Violence against women is costing British society £40bn a year yet charities working to provide refuge and aid to some of the most vulnerable people in society are woefully under-funded, a leading charity warns today.
Organisations working to tackle different types of violence against women, including sexual violence, domestic violence, honour crimes, forced marriage and trafficking, are crippled by a lack of financial support, a report by New Philanthropy Capital concludes.
Figures published in the study reveal that the expense to public services, lost economic output and knock-on effects of domestic and sexual violence costs the country more than the annual defence budget.
But the report also says women’s charities are suffering a funding crisis because both the government and public simply do not regard them as giving priorities.
Unlike many of the more popular charities, women’s organisations rely almost exclusively on local authorities and central government to provide them with the vast majority of their income rather than donations from the public or philanthropists.
Revealing the disparity in funding received by different charity sectors, the research states that the Donkey Sanctuary’s income for 2006 was £20m with a further £30m in reserve. In contrast, the total combined funding received by the three largest charities tackling domestic violence Refuge, Women’s Aid Federation and Eaves Housing for Women was just £17m.
Martin Brookes, Chief Executive of NPC, a charity which advises wealthy donors on how best to give money to the voluntary sector, said: “Over seven million women in the UK suffer from domestic violence at some point in their lives. That figure is unacceptably high, yet charities offering essential support and services to victims are failing to get the funding they need. We would urge donors and government to support the vital work conducted by charities highlighted in our report. Without their work, millions of women and children would struggle to find the help they need to live free from abuse.”
On top of a lack of donations from the public, activists working within the women’s charity sector have long complained that organisations tackling domestic violence and rape have suffered from chronic under-investment over the past decade from the government.

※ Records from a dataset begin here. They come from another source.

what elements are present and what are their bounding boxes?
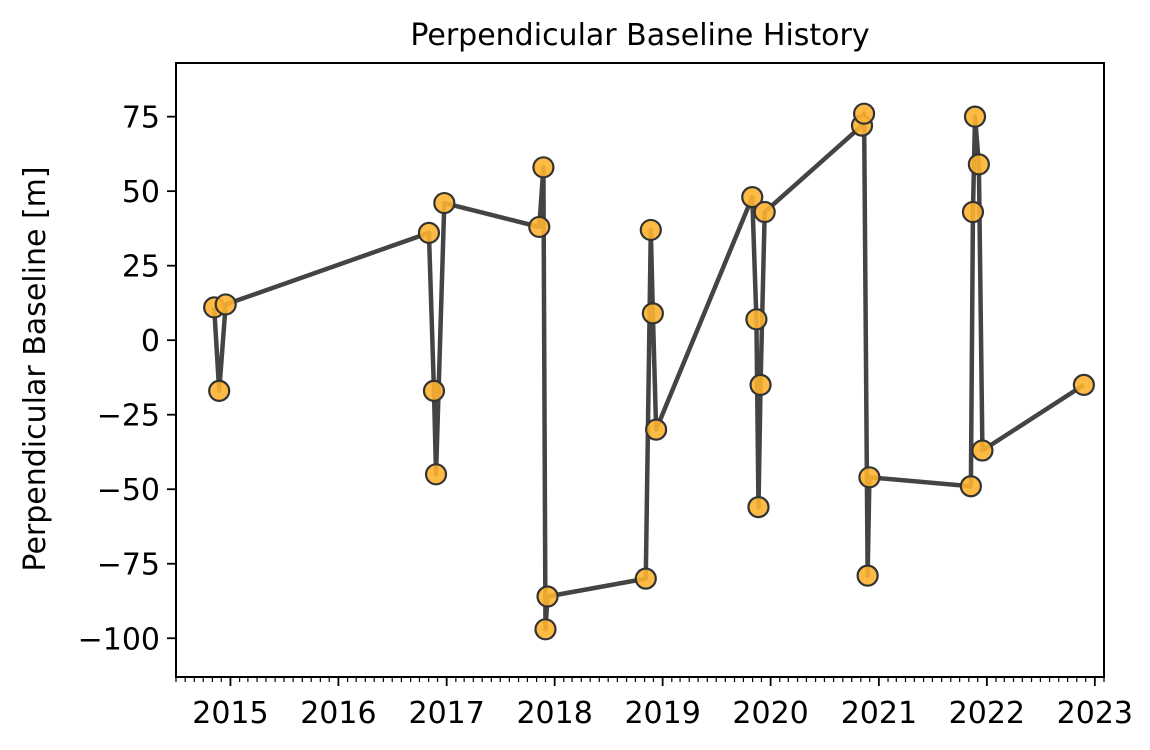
data-point <box>852 102 876 125</box>
chart-title: Perpendicular Baseline History <box>410 18 869 53</box>
y-tick-label: 75 <box>122 101 160 136</box>
x-tick-label: 2019 <box>624 696 700 731</box>
x-tick-label: 2020 <box>732 696 808 731</box>
data-point <box>971 439 994 462</box>
data-point <box>753 200 776 224</box>
y-tick-label: −100 <box>78 622 160 657</box>
data-point <box>747 496 770 519</box>
data-point <box>208 379 231 402</box>
y-axis: 75 50 25 0 −25 −50 −75 −100 <box>78 101 176 657</box>
data-point <box>856 564 879 587</box>
data-point <box>967 153 990 176</box>
data-point <box>963 105 987 128</box>
x-tick-label: 2015 <box>192 696 268 731</box>
x-tick-label: 2017 <box>408 696 484 731</box>
data-point <box>417 221 441 244</box>
x-tick-label: 2016 <box>300 696 376 731</box>
x-tick-label: 2018 <box>516 696 592 731</box>
x-tick-label: 2023 <box>1057 696 1133 731</box>
data-point <box>214 293 237 316</box>
y-tick-label: −50 <box>97 473 160 508</box>
data-point <box>536 585 559 608</box>
data-point <box>858 466 881 489</box>
data-point <box>534 618 557 641</box>
data-point <box>1072 373 1095 397</box>
data-point <box>639 218 662 242</box>
y-axis-label: Perpendicular Baseline [m] <box>18 166 53 571</box>
plot-frame <box>175 62 1105 678</box>
y-tick-label: −75 <box>97 548 160 583</box>
data-point <box>532 156 555 179</box>
y-tick-label: −25 <box>97 399 160 434</box>
data-point <box>424 463 448 486</box>
data-point <box>433 191 456 215</box>
data-point <box>749 373 772 397</box>
baseline-series-line <box>211 111 1086 632</box>
data-point <box>745 308 768 331</box>
y-tick-label: 50 <box>122 175 160 210</box>
y-tick-label: 25 <box>122 250 160 285</box>
data-point <box>422 379 446 402</box>
plot-area <box>203 102 1095 641</box>
data-point <box>634 567 657 590</box>
data-point <box>645 418 668 441</box>
x-tick-label: 2021 <box>841 696 917 731</box>
x-axis: 2015 2016 2017 2018 2019 2020 2021 2022 2023 <box>175 677 1133 731</box>
data-point <box>641 302 664 325</box>
data-point <box>961 200 985 224</box>
data-point <box>528 215 551 239</box>
data-point <box>959 475 982 498</box>
x-tick-label: 2022 <box>949 696 1025 731</box>
data-point <box>741 186 764 209</box>
y-tick-label: 0 <box>141 324 160 359</box>
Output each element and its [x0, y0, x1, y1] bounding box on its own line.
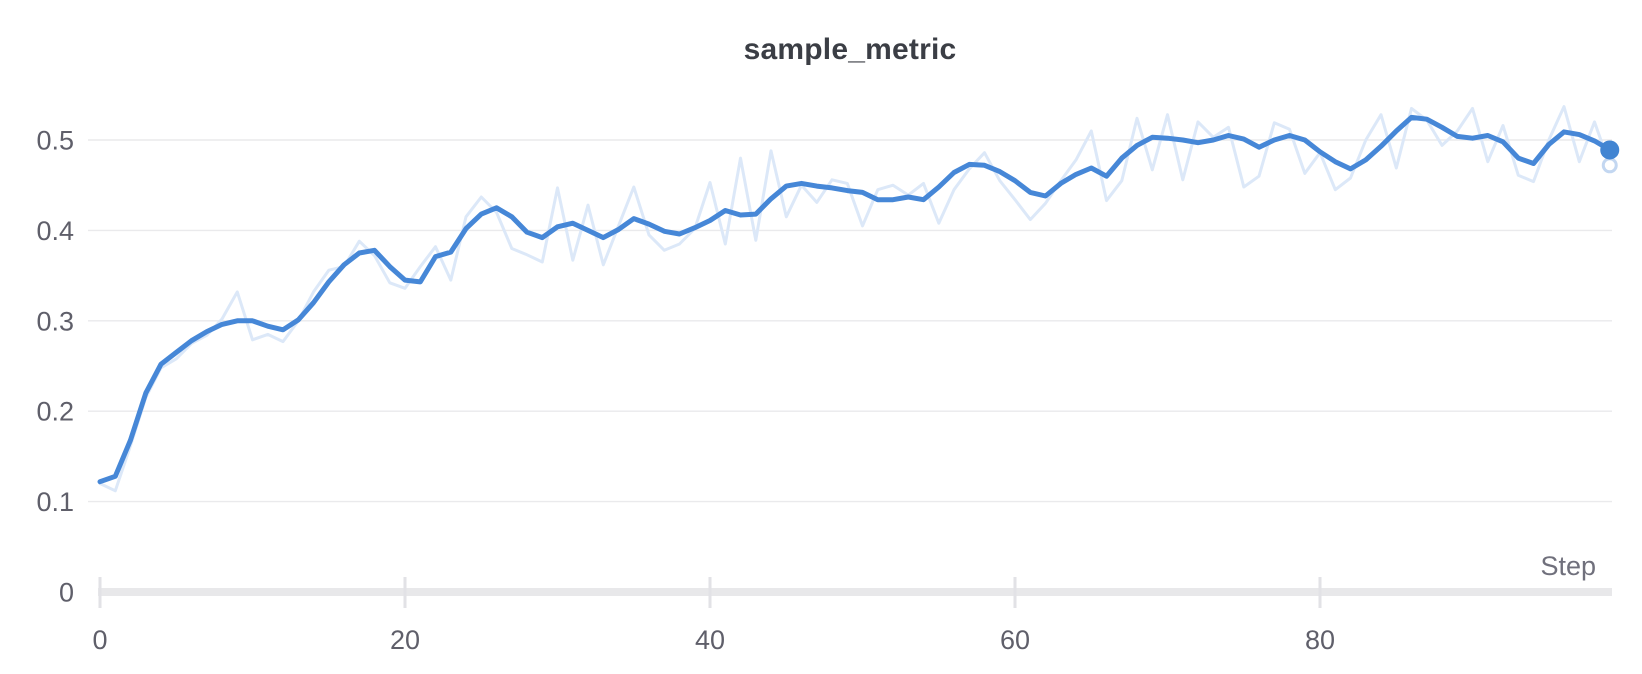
- x-axis-bar: [98, 588, 1612, 596]
- raw-endpoint-marker: [1601, 157, 1618, 174]
- x-tick-label: 80: [1305, 625, 1335, 655]
- y-tick-label: 0.5: [36, 125, 74, 155]
- x-tick-label: 20: [390, 625, 420, 655]
- smoothed-series-line: [97, 114, 1613, 485]
- y-tick-label: 0.3: [36, 306, 74, 336]
- y-tick-label: 0.4: [36, 216, 74, 246]
- raw-series-line: [98, 105, 1612, 493]
- chart-title: sample_metric: [743, 33, 957, 66]
- y-tick-label: 0: [59, 577, 74, 607]
- x-axis-title: Step: [1540, 551, 1596, 581]
- x-tick-label: 40: [695, 625, 725, 655]
- y-tick-label: 0.1: [36, 487, 74, 517]
- x-tick-label: 60: [1000, 625, 1030, 655]
- y-tick-label: 0.2: [36, 397, 74, 427]
- endpoint-marker: [1600, 140, 1620, 160]
- x-tick-label: 0: [92, 625, 107, 655]
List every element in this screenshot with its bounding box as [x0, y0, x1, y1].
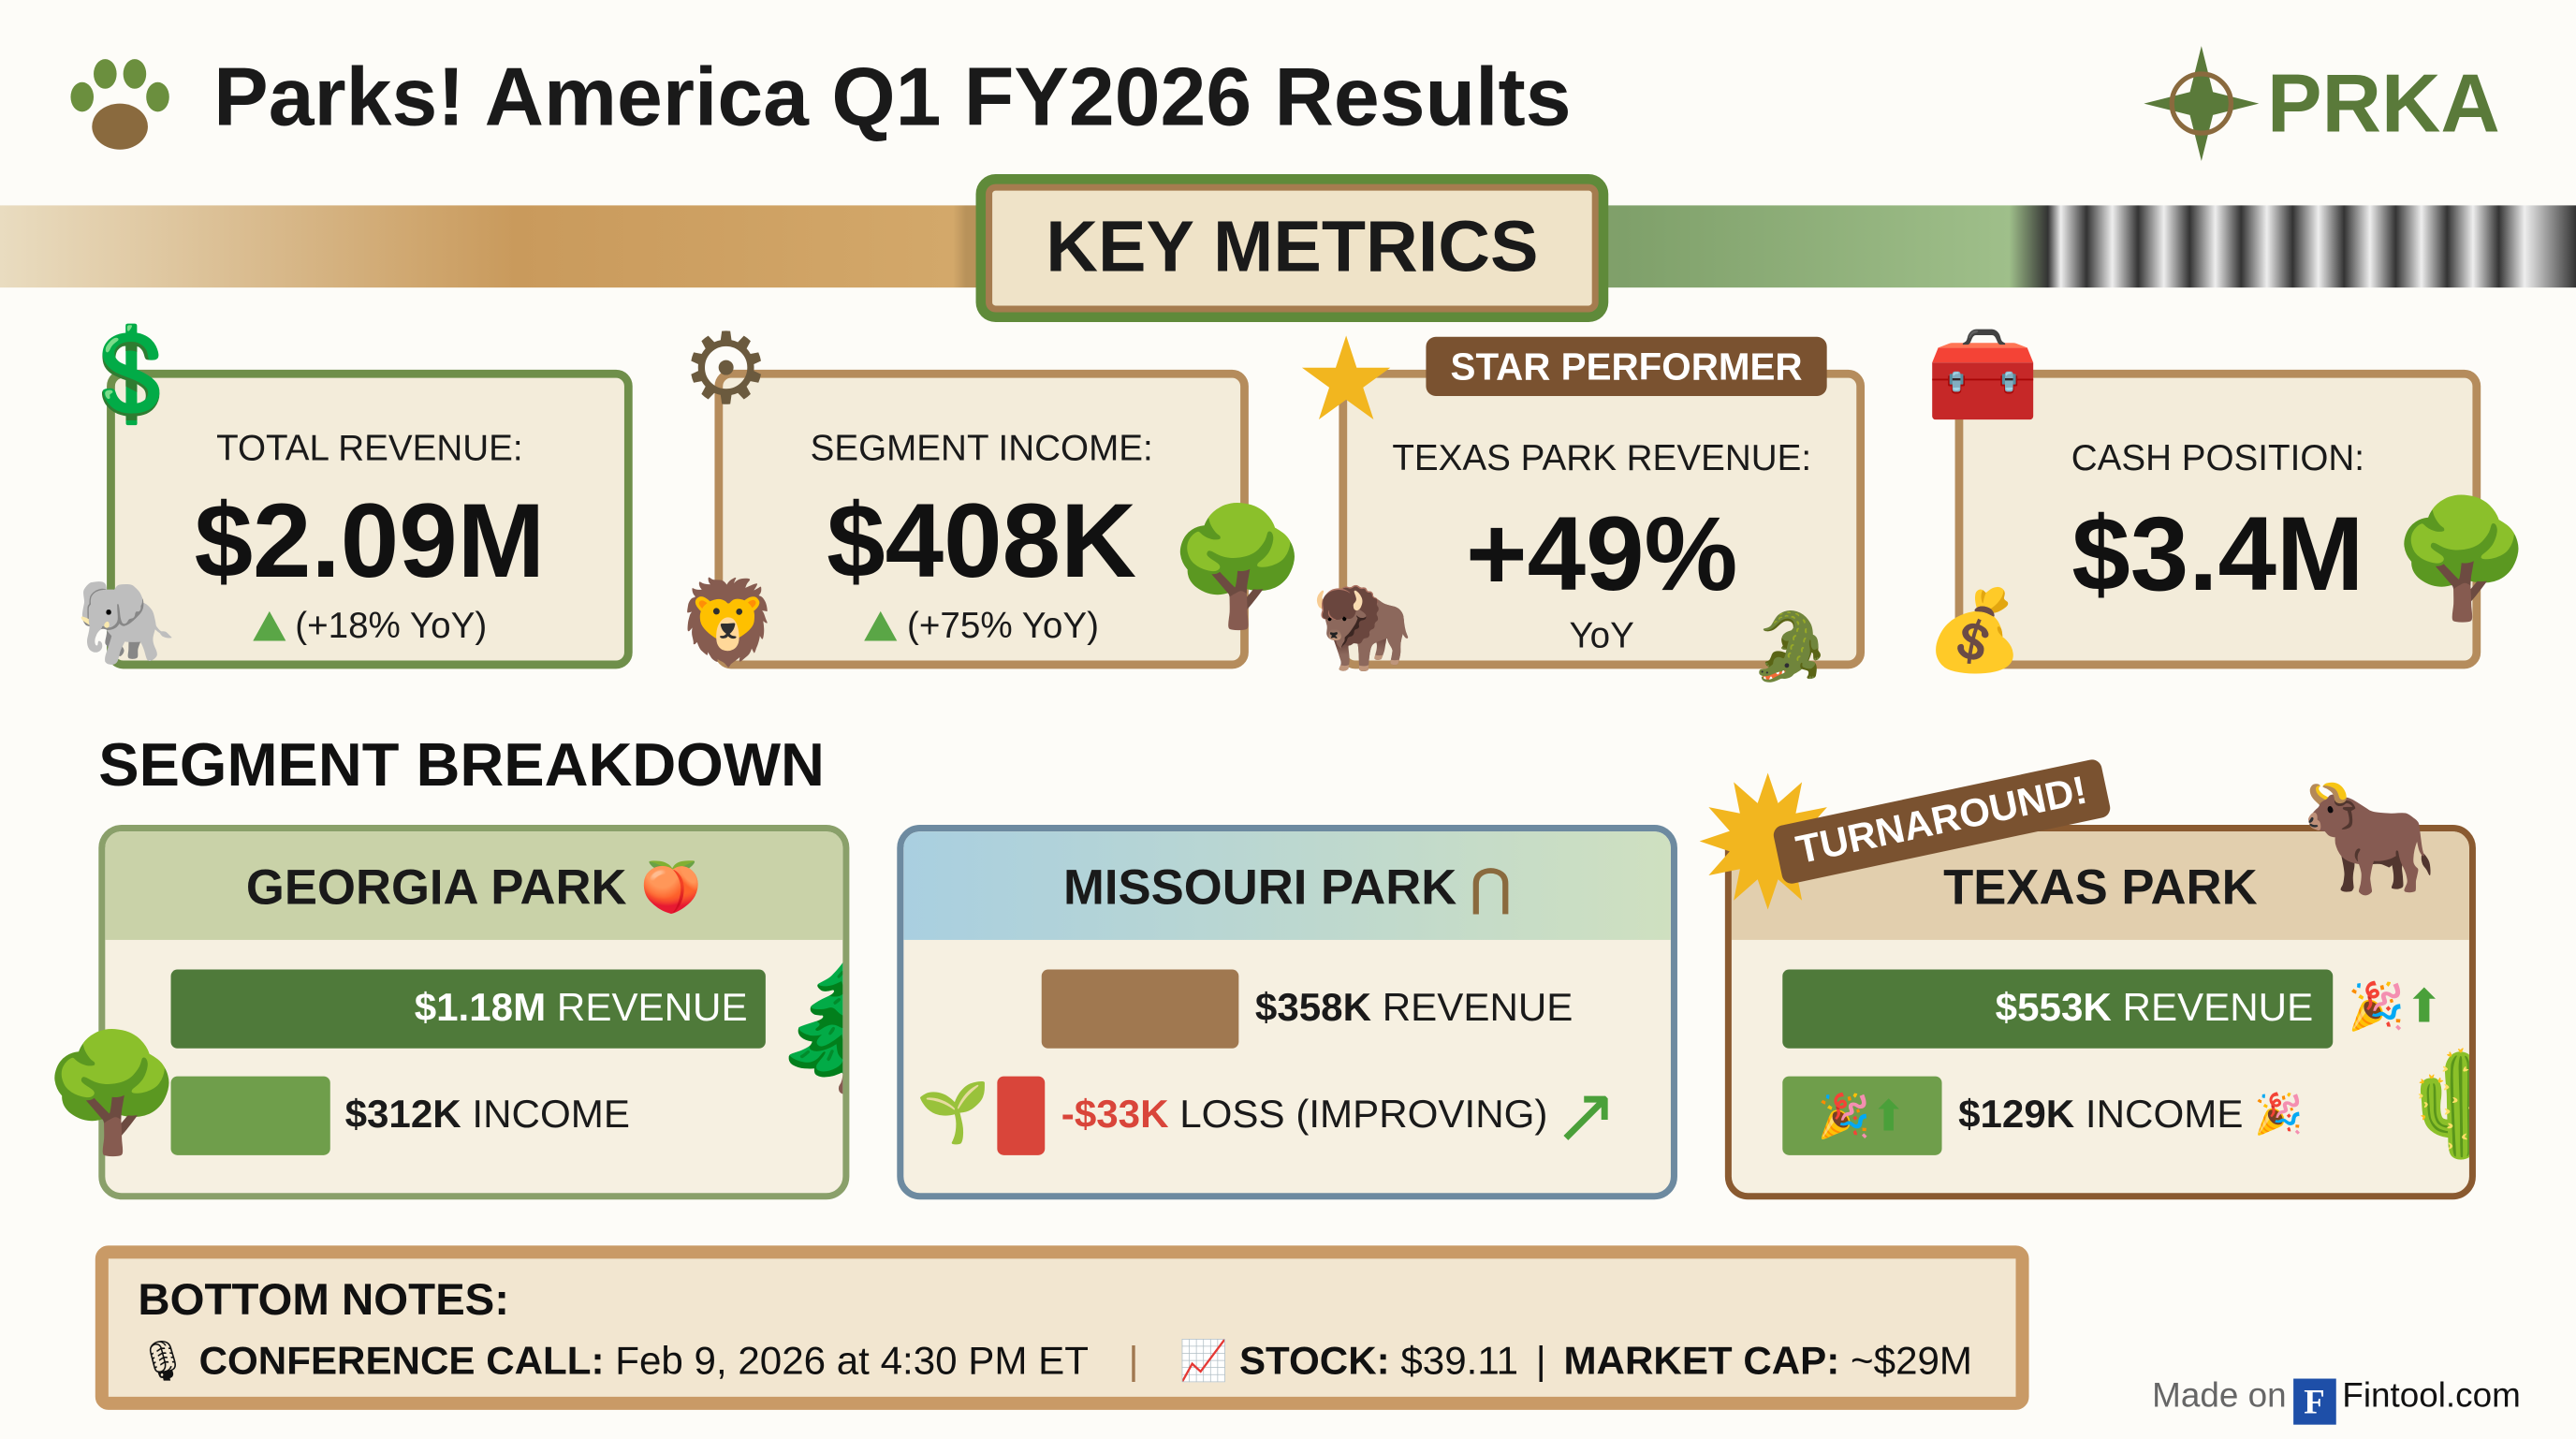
treasure-chest-icon: 🧰 — [1925, 321, 2041, 426]
bison-icon: 🦬 — [1310, 580, 1413, 672]
income-label: $129K INCOME 🎉 — [1958, 1093, 2304, 1138]
peach-icon: 🍑 — [640, 860, 702, 916]
metric-label: TOTAL REVENUE: — [216, 427, 523, 469]
made-on-fintool[interactable]: Made on F Fintool.com — [2152, 1377, 2521, 1425]
microphone-icon: 🎙 — [138, 1339, 188, 1384]
metric-change: (+18% YoY) — [115, 605, 624, 648]
lion-icon: 🦁 — [677, 577, 780, 669]
metric-change: YoY — [1569, 614, 1634, 656]
revenue-bar — [170, 969, 766, 1049]
fintool-logo: F — [2292, 1378, 2336, 1425]
arch-icon: ⋂ — [1470, 860, 1512, 916]
metric-value: +49% — [1466, 494, 1738, 613]
notes-title: BOTTOM NOTES: — [138, 1274, 510, 1325]
money-globe-icon: 💲 — [73, 321, 189, 426]
cypress-tree-icon: 🌲 — [770, 947, 842, 1101]
elephant-icon: 🐘 — [75, 577, 179, 669]
income-bar — [170, 1076, 330, 1155]
cactus-icon: 🌵 — [2397, 1045, 2469, 1165]
metric-card-segment-income: SEGMENT INCOME: $408K (+75% YoY) — [714, 369, 1249, 669]
sprout-icon: 🌱 — [916, 1078, 991, 1146]
ticker-logo: PRKA — [2267, 57, 2500, 150]
up-arrow-icon: ⬆ — [1870, 1091, 1907, 1141]
revenue-label: $553K REVENUE — [1995, 986, 2314, 1031]
metric-label: SEGMENT INCOME: — [810, 427, 1153, 469]
segment-card-missouri: MISSOURI PARK ⋂ $358K REVENUE -$33K LOSS… — [897, 825, 1677, 1200]
metric-value: $2.09M — [194, 481, 546, 600]
up-triangle-icon — [864, 610, 898, 641]
metric-card-cash-position: CASH POSITION: $3.4M — [1954, 369, 2481, 669]
loss-label: -$33K LOSS (IMPROVING) — [1061, 1093, 1548, 1138]
crocodile-icon: 🐊 — [1749, 610, 1832, 684]
metric-label: TEXAS PARK REVENUE: — [1392, 436, 1812, 478]
longhorn-icon: 🐂 — [2300, 775, 2439, 901]
segment-header: GEORGIA PARK 🍑 — [105, 831, 843, 940]
paw-icon — [66, 57, 174, 155]
income-label: $312K INCOME — [344, 1093, 630, 1138]
stock-chart-icon: 📈 — [1178, 1339, 1229, 1384]
trend-up-icon: ↗ — [1552, 1073, 1619, 1161]
revenue-bar — [1782, 969, 2334, 1049]
up-triangle-icon — [252, 610, 285, 641]
key-metrics-sign: KEY METRICS — [986, 184, 1599, 313]
gear-icon: ⚙ — [681, 314, 770, 424]
revenue-bar — [1041, 969, 1239, 1049]
compass-icon — [2144, 46, 2260, 169]
metric-card-texas-revenue: TEXAS PARK REVENUE: +49% YoY — [1339, 369, 1866, 669]
page-title: Parks! America Q1 FY2026 Results — [213, 51, 1572, 143]
gold-chest-icon: 💰 — [1925, 588, 2024, 676]
segment-header: MISSOURI PARK ⋂ — [903, 831, 1671, 940]
party-popper-icon: 🎉⬆ — [2348, 980, 2444, 1033]
star-icon: ★ — [1295, 315, 1398, 444]
metric-value: $3.4M — [2071, 494, 2364, 613]
section-title: SEGMENT BREAKDOWN — [98, 731, 825, 799]
party-popper-icon: 🎉 — [1817, 1091, 1871, 1141]
notes-line: 🎙 CONFERENCE CALL: Feb 9, 2026 at 4:30 P… — [138, 1339, 1973, 1384]
star-performer-badge: STAR PERFORMER — [1426, 336, 1827, 396]
loss-bar — [997, 1076, 1046, 1155]
bottom-notes-board: BOTTOM NOTES: 🎙 CONFERENCE CALL: Feb 9, … — [95, 1245, 2029, 1410]
metric-change: (+75% YoY) — [723, 605, 1240, 648]
baobab-tree-icon: 🌳 — [2390, 494, 2534, 624]
tree-icon: 🌳 — [1166, 503, 1310, 631]
segment-card-georgia: GEORGIA PARK 🍑 $1.18M REVENUE $312K INCO… — [98, 825, 850, 1200]
revenue-label: $1.18M REVENUE — [414, 986, 748, 1031]
acacia-tree-icon: 🌳 — [40, 1028, 184, 1157]
income-bar: 🎉⬆ — [1782, 1076, 1942, 1155]
metric-card-total-revenue: TOTAL REVENUE: $2.09M (+18% YoY) — [107, 369, 633, 669]
metric-value: $408K — [827, 481, 1137, 600]
revenue-label: $358K REVENUE — [1254, 986, 1573, 1031]
metric-label: CASH POSITION: — [2071, 436, 2365, 478]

One of the clearest indications of the current funding crisis can be seen in the decline of refuge centres for victims of rape. In 1984 there were 68 Rape Crisis centres across England and Wales but now there are just 38 affiliated members. One in three local authorities, meanwhile, still lack a women’s refuge centre whilst London alone has just two refuges to provide sanctuary to millions of potential victims in 33 boroughs.
Today’s report is part of a growing movement within the women’s charity sector to persuade the government that there is a desperate shortage of funds to help women overcome the trauma of violence and sexual abuse and that not funding the sector will ultimately cost society more.
Earlier this month Rape Crisis published their own report which showed that the average annual income of a single centre was just £81,598, only fractionally more than what they say is the cost to the state of one rape. At least eight of their remaining centres face imminent closure because they had failed to secure funding for the next financial year whilst another 18 expect their money will run out by October.
Women’s refuges that specifically deal with black and ethnic minority women, meanwhile, say they currently face a particularly acute funding crisis because central government and local authorities are now less inclined to fund “single issue” charities.
“Specialist charities that offer a much needed and specific service to particularly vulnerable people are really suffering at the moment,” says Hannana Siddiqui, from Southall Black Sisters – a group that has provided a refuge for black and ethnic minority women in South West London for the past 30 years but this year is now locked in a dispute with Ealing Council over funding. “If well known minority groups like us are suffering at the moment, imagine how difficult it currently is for the smaller grass roots services.”